Elizabeth Chaillé, a junior at Peabody, appreciated Master’s in-depth presentation.
“Not only did the speaker mention what took place on campus,” she said, “but she provided backstories and the history that helped understand the true deeper meaning of the symbol.”
Freshman Brian Zimmerman described the event as very moving, noting during the event that that the Peabody vandalism was not the first time he has experienced antisemitism.
“I grew up in Atlanta, Georgia, and I used to see people with motorcycle helmets with swastikas on them,” he said.
However, Zimmerman was surprised that an antisemitic incident occurred in Baltimore, where he expected the political climate to be more welcoming.
Masters showed the Anti-Defamation League’s map of the U.S. with points representing the 11,026 filed reports of antisemitic or extremist crimes in 2019 and 2020. This map shows that antisemitic events occur nationwide, regardless of political leanings.
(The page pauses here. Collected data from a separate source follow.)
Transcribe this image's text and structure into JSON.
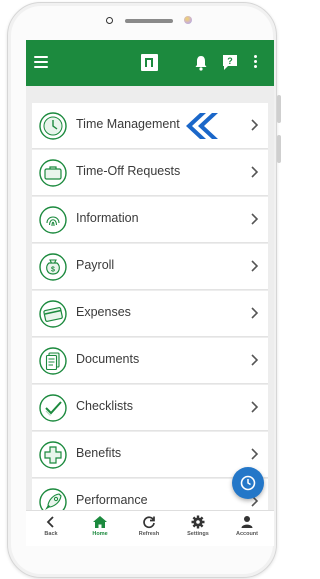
{
  "colors": {
    "brand": "#1c8a3e",
    "fab": "#2477c8",
    "pointer": "#1b67c9"
  },
  "header": {
    "menu_icon": "hamburger-icon",
    "logo_icon": "app-logo",
    "bell_icon": "bell-icon",
    "help_icon": "help-chat-icon",
    "more_icon": "more-vert-icon"
  },
  "menu": {
    "items": [
      {
        "label": "Time Management",
        "icon": "clock-icon"
      },
      {
        "label": "Time-Off Requests",
        "icon": "suitcase-icon"
      },
      {
        "label": "Information",
        "icon": "fingerprint-icon"
      },
      {
        "label": "Payroll",
        "icon": "money-bag-icon"
      },
      {
        "label": "Expenses",
        "icon": "credit-card-icon"
      },
      {
        "label": "Documents",
        "icon": "documents-icon"
      },
      {
        "label": "Checklists",
        "icon": "checklist-icon"
      },
      {
        "label": "Benefits",
        "icon": "medical-cross-icon"
      },
      {
        "label": "Performance",
        "icon": "rocket-icon"
      }
    ]
  },
  "fab": {
    "icon": "clock-icon"
  },
  "bottom_nav": {
    "items": [
      {
        "label": "Back",
        "icon": "chevron-left-icon"
      },
      {
        "label": "Home",
        "icon": "home-icon"
      },
      {
        "label": "Refresh",
        "icon": "refresh-icon"
      },
      {
        "label": "Settings",
        "icon": "gear-icon"
      },
      {
        "label": "Account",
        "icon": "person-icon"
      }
    ]
  }
}
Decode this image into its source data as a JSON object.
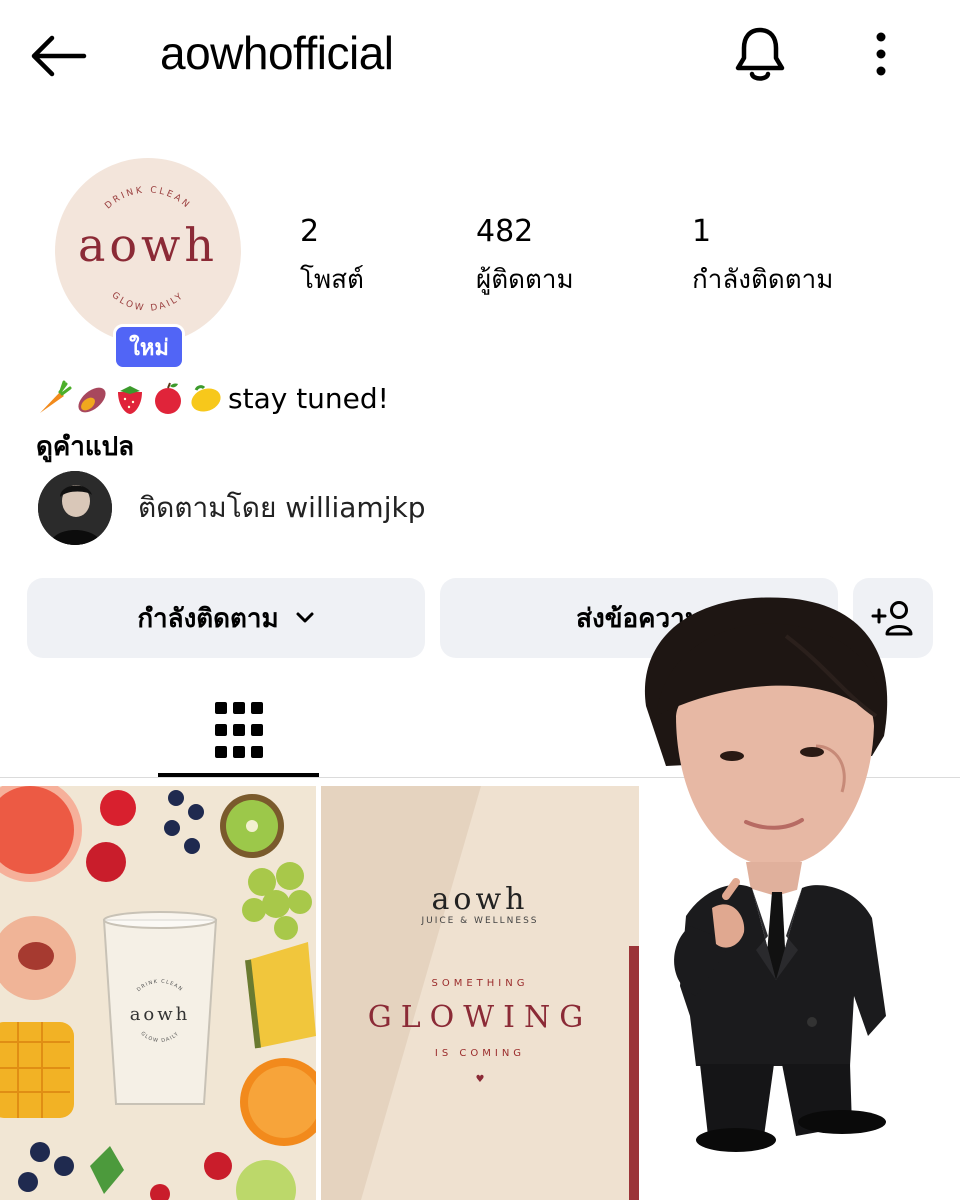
{
  "header": {
    "username": "aowhofficial",
    "back_icon": "arrow-left-icon",
    "bell_icon": "bell-icon",
    "more_icon": "more-vertical-icon"
  },
  "profile": {
    "avatar_text": "aowh",
    "avatar_ring_top": "DRINK CLEAN",
    "avatar_ring_bottom": "GLOW DAILY",
    "new_badge": "ใหม่",
    "stats": {
      "posts": {
        "value": "2",
        "label": "โพสต์"
      },
      "followers": {
        "value": "482",
        "label": "ผู้ติดตาม"
      },
      "following": {
        "value": "1",
        "label": "กำลังติดตาม"
      }
    },
    "bio_emojis": [
      "carrot",
      "sweet-potato",
      "strawberry",
      "apple",
      "lemon"
    ],
    "bio_text": "stay tuned!",
    "translate_link": "ดูคำแปล",
    "followed_by": "ติดตามโดย williamjkp"
  },
  "actions": {
    "following_button": "กำลังติดตาม",
    "message_button": "ส่งข้อความ",
    "add_user_icon": "add-person-icon"
  },
  "tabs": {
    "grid_icon": "grid-icon"
  },
  "posts": [
    {
      "cup_text": "aowh",
      "cup_ring_top": "DRINK CLEAN",
      "cup_ring_bottom": "GLOW DAILY"
    },
    {
      "brand": "aowh",
      "subtitle": "JUICE & WELLNESS",
      "line1": "SOMETHING",
      "headline": "GLOWING",
      "line2": "IS COMING",
      "heart": "♥"
    }
  ],
  "colors": {
    "badge_blue": "#5165f6",
    "button_bg": "#eff1f5",
    "brand_maroon": "#8b2a36"
  }
}
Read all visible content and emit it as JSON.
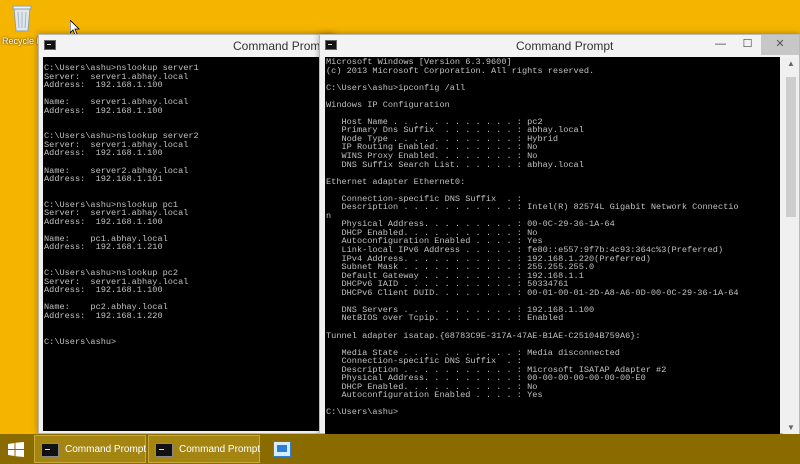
{
  "desktop": {
    "recycle_bin_label": "Recycle B"
  },
  "window_left": {
    "title": "Command Prompt",
    "console_text": "C:\\Users\\ashu>nslookup server1\nServer:  server1.abhay.local\nAddress:  192.168.1.100\n\nName:    server1.abhay.local\nAddress:  192.168.1.100\n\n\nC:\\Users\\ashu>nslookup server2\nServer:  server1.abhay.local\nAddress:  192.168.1.100\n\nName:    server2.abhay.local\nAddress:  192.168.1.101\n\n\nC:\\Users\\ashu>nslookup pc1\nServer:  server1.abhay.local\nAddress:  192.168.1.100\n\nName:    pc1.abhay.local\nAddress:  192.168.1.210\n\n\nC:\\Users\\ashu>nslookup pc2\nServer:  server1.abhay.local\nAddress:  192.168.1.100\n\nName:    pc2.abhay.local\nAddress:  192.168.1.220\n\n\nC:\\Users\\ashu>"
  },
  "window_right": {
    "title": "Command Prompt",
    "controls": {
      "minimize": "—",
      "maximize": "☐",
      "close": "✕"
    },
    "console_text": "Microsoft Windows [Version 6.3.9600]\n(c) 2013 Microsoft Corporation. All rights reserved.\n\nC:\\Users\\ashu>ipconfig /all\n\nWindows IP Configuration\n\n   Host Name . . . . . . . . . . . . : pc2\n   Primary Dns Suffix  . . . . . . . : abhay.local\n   Node Type . . . . . . . . . . . . : Hybrid\n   IP Routing Enabled. . . . . . . . : No\n   WINS Proxy Enabled. . . . . . . . : No\n   DNS Suffix Search List. . . . . . : abhay.local\n\nEthernet adapter Ethernet0:\n\n   Connection-specific DNS Suffix  . :\n   Description . . . . . . . . . . . : Intel(R) 82574L Gigabit Network Connectio\nn\n   Physical Address. . . . . . . . . : 00-0C-29-36-1A-64\n   DHCP Enabled. . . . . . . . . . . : No\n   Autoconfiguration Enabled . . . . : Yes\n   Link-local IPv6 Address . . . . . : fe80::e557:9f7b:4c93:364c%3(Preferred)\n   IPv4 Address. . . . . . . . . . . : 192.168.1.220(Preferred)\n   Subnet Mask . . . . . . . . . . . : 255.255.255.0\n   Default Gateway . . . . . . . . . : 192.168.1.1\n   DHCPv6 IAID . . . . . . . . . . . : 50334761\n   DHCPv6 Client DUID. . . . . . . . : 00-01-00-01-2D-A8-A6-0D-00-0C-29-36-1A-64\n\n   DNS Servers . . . . . . . . . . . : 192.168.1.100\n   NetBIOS over Tcpip. . . . . . . . : Enabled\n\nTunnel adapter isatap.{68783C9E-317A-47AE-B1AE-C25104B759A6}:\n\n   Media State . . . . . . . . . . . : Media disconnected\n   Connection-specific DNS Suffix  . :\n   Description . . . . . . . . . . . : Microsoft ISATAP Adapter #2\n   Physical Address. . . . . . . . . : 00-00-00-00-00-00-00-E0\n   DHCP Enabled. . . . . . . . . . . : No\n   Autoconfiguration Enabled . . . . : Yes\n\nC:\\Users\\ashu>"
  },
  "taskbar": {
    "buttons": [
      {
        "label": "Command Prompt"
      },
      {
        "label": "Command Prompt"
      }
    ]
  },
  "colors": {
    "desktop_background": "#f5b400",
    "taskbar": "#8a6b00",
    "console_background": "#000000",
    "console_text": "#c0c0c0"
  },
  "icons": {
    "desktop": "recycle-bin-icon",
    "window": "command-prompt-icon",
    "start": "windows-logo-icon",
    "pinned": "server-manager-icon",
    "cursor": "mouse-pointer-icon"
  }
}
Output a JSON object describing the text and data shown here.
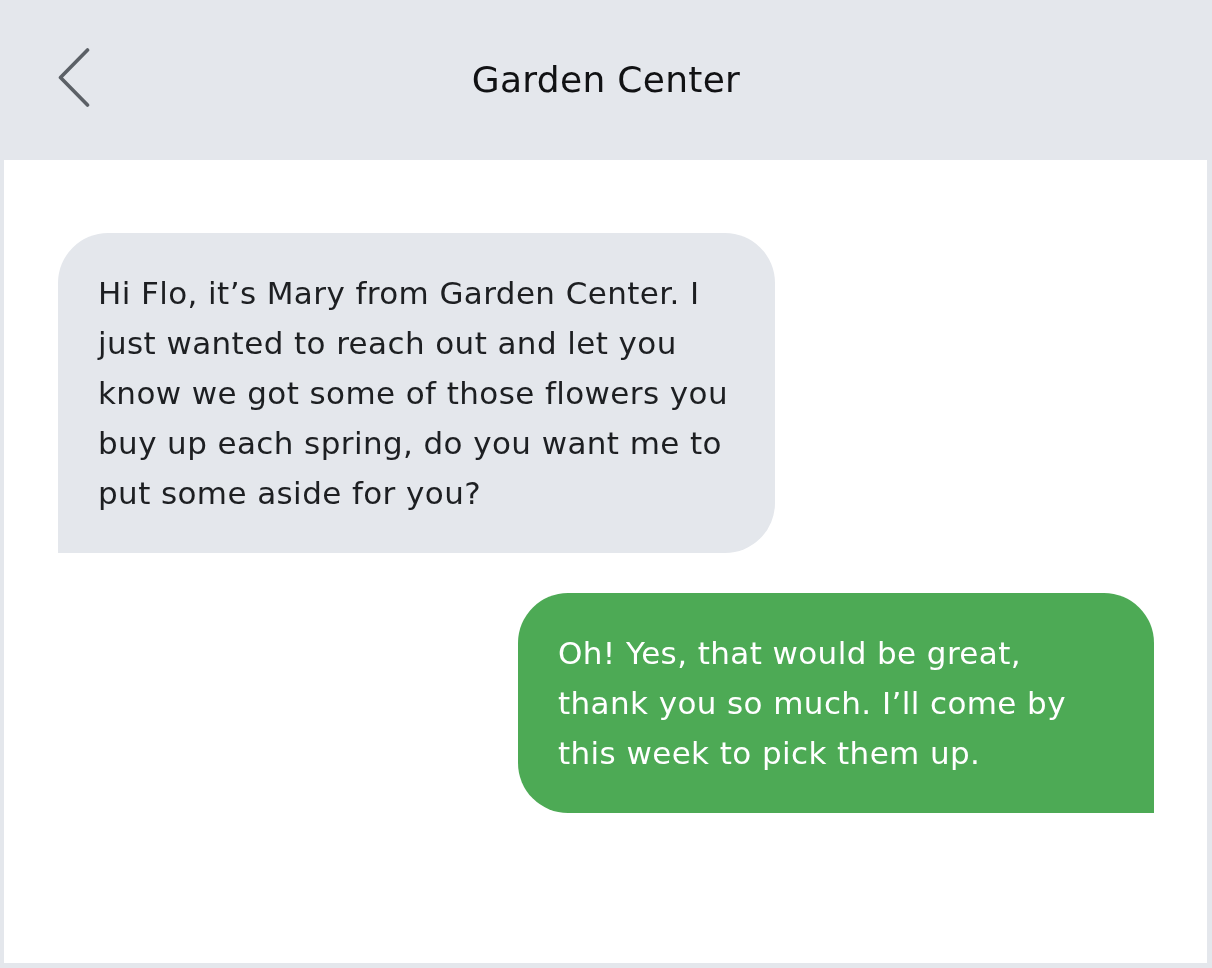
{
  "header": {
    "title": "Garden Center"
  },
  "messages": [
    {
      "kind": "received",
      "text": "Hi Flo, it’s Mary from Garden Center. I just wanted to reach out and let you know we got some of those flowers you buy up each spring, do you want me to put some aside for you?"
    },
    {
      "kind": "sent",
      "text": "Oh! Yes, that would be great, thank you so much. I’ll come by this week to pick them up."
    }
  ]
}
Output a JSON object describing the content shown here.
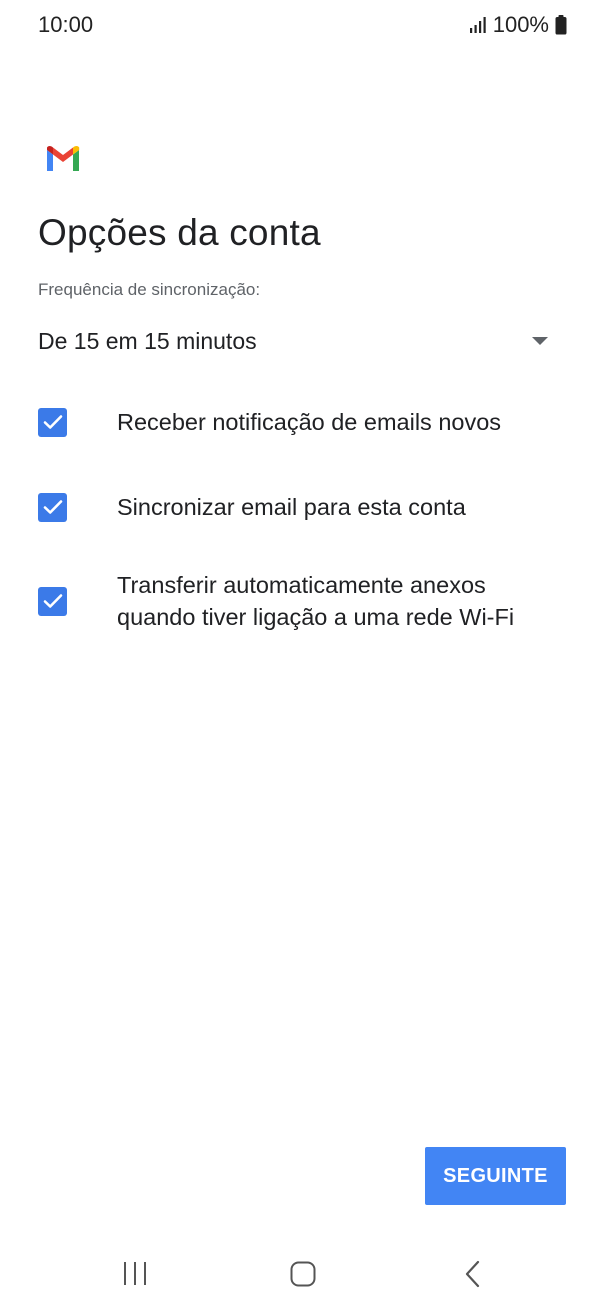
{
  "status_bar": {
    "time": "10:00",
    "battery_percent": "100%",
    "signal_icon": "signal-bars-icon",
    "battery_icon": "battery-full-icon"
  },
  "header": {
    "logo_icon": "gmail-logo-icon",
    "title": "Opções da conta"
  },
  "sync": {
    "label": "Frequência de sincronização:",
    "selected": "De 15 em 15 minutos",
    "dropdown_icon": "dropdown-arrow-icon"
  },
  "options": [
    {
      "label": "Receber notificação de emails novos",
      "checked": true
    },
    {
      "label": "Sincronizar email para esta conta",
      "checked": true
    },
    {
      "label": "Transferir automaticamente anexos quando tiver ligação a uma rede Wi-Fi",
      "checked": true
    }
  ],
  "footer": {
    "next_label": "SEGUINTE"
  },
  "nav_bar": {
    "recents_icon": "recents-icon",
    "home_icon": "home-icon",
    "back_icon": "back-icon"
  },
  "colors": {
    "accent": "#4285f4",
    "checkbox": "#3b7ae8",
    "text_primary": "#202124",
    "text_secondary": "#5f6368"
  }
}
According to JSAP board members, the goal of hosting the event was to cultivate community on campus.
“We are hoping to fight against institutional silencing by offering a space to discuss antisemitism and educate our peers on individual narratives,” they wrote. “We also hope to create a safe space for a conversation about the prevalence of antisemitism on campus.”
Masters also noted the importance of preserving the stories of Holocaust survivors as a method of educating future generations.
In an interview with The News-Letter, Zimmerman argued more work still needs to be done to address antisemitism at Hopkins, suggesting that students take a course on how to recognize and combat antisemitism during orientation.
The JSAP board members agreed with Zimmerman.
“Reporting incidents of antisemitism and drawing attention to them is extremely important because if these hate crimes are ignored, then they will continue and perpetrators will go unpunished,” they wrote. “To prevent history from repeating itself, it is our duty to reconstruct the collective memory of the Holocaust.”